Padre Manuel Martínez Cano mCR.

Jesús y niñoHace años, el padre Alba me encargó confeccionar unas lecciones, de moral para nuestros alumnos. Salió un texto de 32 lecciones con temas de este tenor: La ley, la conciencia, justicia conmutativa (tres lecciones) justicia legal, justicia distributiva, justicia social… la primera lección de justicia conmutativa, “Respeto a la vida” contiene los siguientes apartados: Noción de justicia y derecho, respetar la vida, la muerte del inocente, abortar es matar a una persona inocente, aborto terapéutico, ético y eugenésico, la eutanasia, la muerte del injusto agresor, la muerte del culpable. Toda esta doctrina extraída de los libros que yo había estudiado.

En el punto “La muerte del culpable” escribí: Por derecho natural (por la potestad recibida de Dios) y siempre que lo requiera el bien común, la autoridad pública puede aplicar la pena de muerte a los malhechores, culpables de gravísimos crímenes.

La pena de muerte es lícita si así lo requiere el bien común, única causa proporcionada para aplicar una pena tan grave (garantizar el orden y la paz con el escarmiento de los demás).

La Sagrada Escritura relata muchos casos de pena de muerte: “El que hiera mortalmente a otro será castigado con la muerte” (Ex 21, 12).

Hay criminales que sólo retroceden ante la perspectiva de una pena de muerte.

Santo Tomás de Aquino, único teólogo expresamente recomendado por el Concilio Vaticano II, enseña: “Es lícito matar al malhechor en cuanto se ordena a la salud de toda la sociedad, y, por lo tanto, corresponde a aquél a quien esté confiado el cuidado de su conservación, como al médico compete el amputar el miembro podrido cuando le fuera encomendada la salud de todo el cuerpo. Y como el cuidado del bien común está confiado a los príncipes, que tienen pública autoridad, solamente a éstos es lícito matar a los malhechores, y no lo es a las personas particulares”.

El Catecismo de la Iglesia Católica, dice: “La enseñanza tradicional de la Iglesia no excluye, supuesta la plena comprobación de la identidad y de la responsabilidad del culpable, el recurso a la pena de muerte, si ésta fuera el único camino posible para defender eficazmente del agresor injusto las vidas humanas.

Pero si los medios incruentos bastan para proteger y defender del agresor la seguridad de las personas, la autoridad se limitará a estos medios, porque ellos corresponden mejor a las condiciones concretas del bien común y son más conformes con la dignidad de la persona humana. (n. 2267).

Jamás será lícito matar al malhechor por iniciativa privada; nunca será lícito el llamado “linchamiento” popular del malhechor, sorprendido haciendo el mal.

Del apartado “La muerte del inocente” transcribo estos testimonios: Sólo la ignorancia o la maldad puede afirmar que el feto no es ya una vida humana. La ciencia ha demostrado que “toda distinción entre el huevo, el embrión y el feto es arbitraria; el hombre entero se encuentra en el óvulo fecundado” (Jean Rostand).

“La ciencia y el sentido común prueban que la vida humana comienza en el momento de la concepción. Los padres no tienen ningún derecho sobre la nueva vida, sino que tienen la obligación de protegerla” (Asamblea del Consejo de Europa).
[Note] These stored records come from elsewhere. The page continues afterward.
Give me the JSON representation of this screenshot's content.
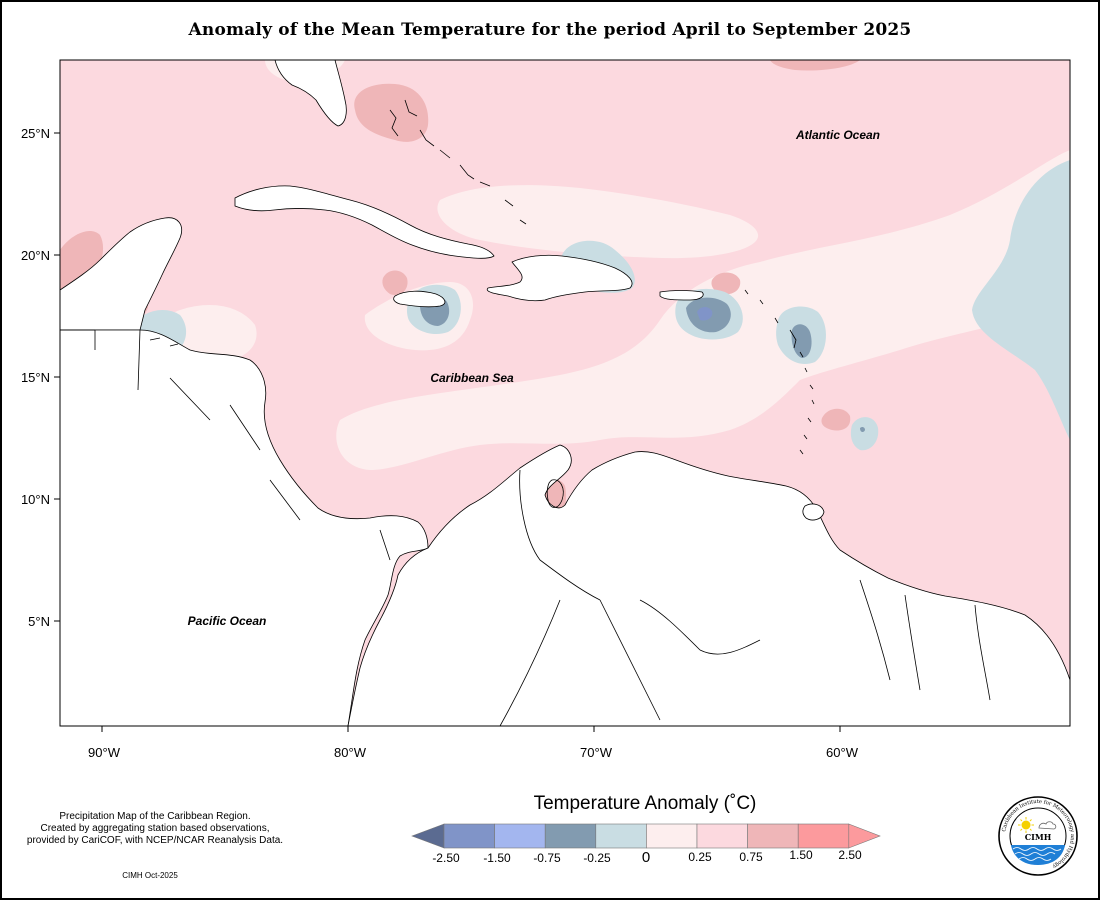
{
  "title": "Anomaly of the Mean Temperature for the period April to September 2025",
  "axes": {
    "lat_ticks": [
      "25°N",
      "20°N",
      "15°N",
      "10°N",
      "5°N"
    ],
    "lon_ticks": [
      "90°W",
      "80°W",
      "70°W",
      "60°W"
    ]
  },
  "ocean_labels": {
    "atlantic": "Atlantic Ocean",
    "caribbean": "Caribbean Sea",
    "pacific": "Pacific Ocean"
  },
  "legend": {
    "title": "Temperature Anomaly (˚C)",
    "ticks": [
      "-2.50",
      "-1.50",
      "-0.75",
      "-0.25",
      "0",
      "0.25",
      "0.75",
      "1.50",
      "2.50"
    ],
    "colors": [
      "#5b6b91",
      "#8094c8",
      "#a3b6ef",
      "#829bb0",
      "#c9dde3",
      "#fdeeee",
      "#fcd9df",
      "#efb6b8",
      "#fc9a9d",
      "#fc9a9d"
    ]
  },
  "footnote": {
    "line1": "Precipitation Map of the Caribbean Region.",
    "line2": "Created by aggregating station based observations,",
    "line3": "provided by CariCOF, with NCEP/NCAR Reanalysis Data."
  },
  "credit": "CIMH Oct-2025",
  "logo": {
    "ring_text": "Caribbean Institute for Meteorology and Hydrology",
    "center_text": "CIMH",
    "icons": [
      "sun-icon",
      "cloud-icon",
      "wave-icon"
    ]
  },
  "colors": {
    "anom_pos_light": "#fcd9df",
    "anom_near_zero": "#fdeeee",
    "anom_pos_mid": "#efb6b8",
    "anom_neg_light": "#c9dde3",
    "anom_neg_mid": "#829bb0",
    "anom_neg_strong": "#6e86b8",
    "land": "#ffffff",
    "coast": "#000000"
  }
}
“La vida humana da comienzo en el momento de la fecundación y, por tanto, la interrupción de la misma, en cualquier momento que se realice conlleva la supresión de la vida” (Real Academia de Medicina de España).

“El aborto es una pena de muerte inhumana, practicada con premeditación y alevosía” (Real Academia de Doctores).

“Quien negara la defensa de la persona humana inocente y débil, a la persona ya concebida aunque todavía no nacida, cometería una gravísima violación del orden moral. ¡Nunca se puede legitimar la muerte de un inocente!” (San Juan Pablo II). Es “un crimen abominable” (Concilio Vaticano II).

Jesús dijo a los escribas y fariseos “¡Raza de víboras!, ¿cómo podéis decir cosas buenas si sois malos? Porque de lo que rebosa el corazón habla la boca”. (Mateo 12, 34), “Él les contestó: “Esta generación perversa y adúltera exige una señal; pues no se le dará más signo que el del profeta Jonás”. (Mateo 12, 39).

Vivimos en una generación perversa y adúltera, raza de víboras. Políticas satánicas, diabólicas, luciferinas que llevarán muchas almas al infierno. Quien muera con un solo pecado mortal, se condenará para siempre. El aborto es un pecado mortal gravísimo.

Jesús dijo: “Dejad que los niños se acerquen a Mí”. Dejad que nazcan los niños, son hijos de Dios. Acercaros a un bebé, contemplar su rostro, sus sonrisas, sus manitas, sus pies; contemplad la belleza, ternura e inocencia de Dios. Os convertiréis en fervientes católicos.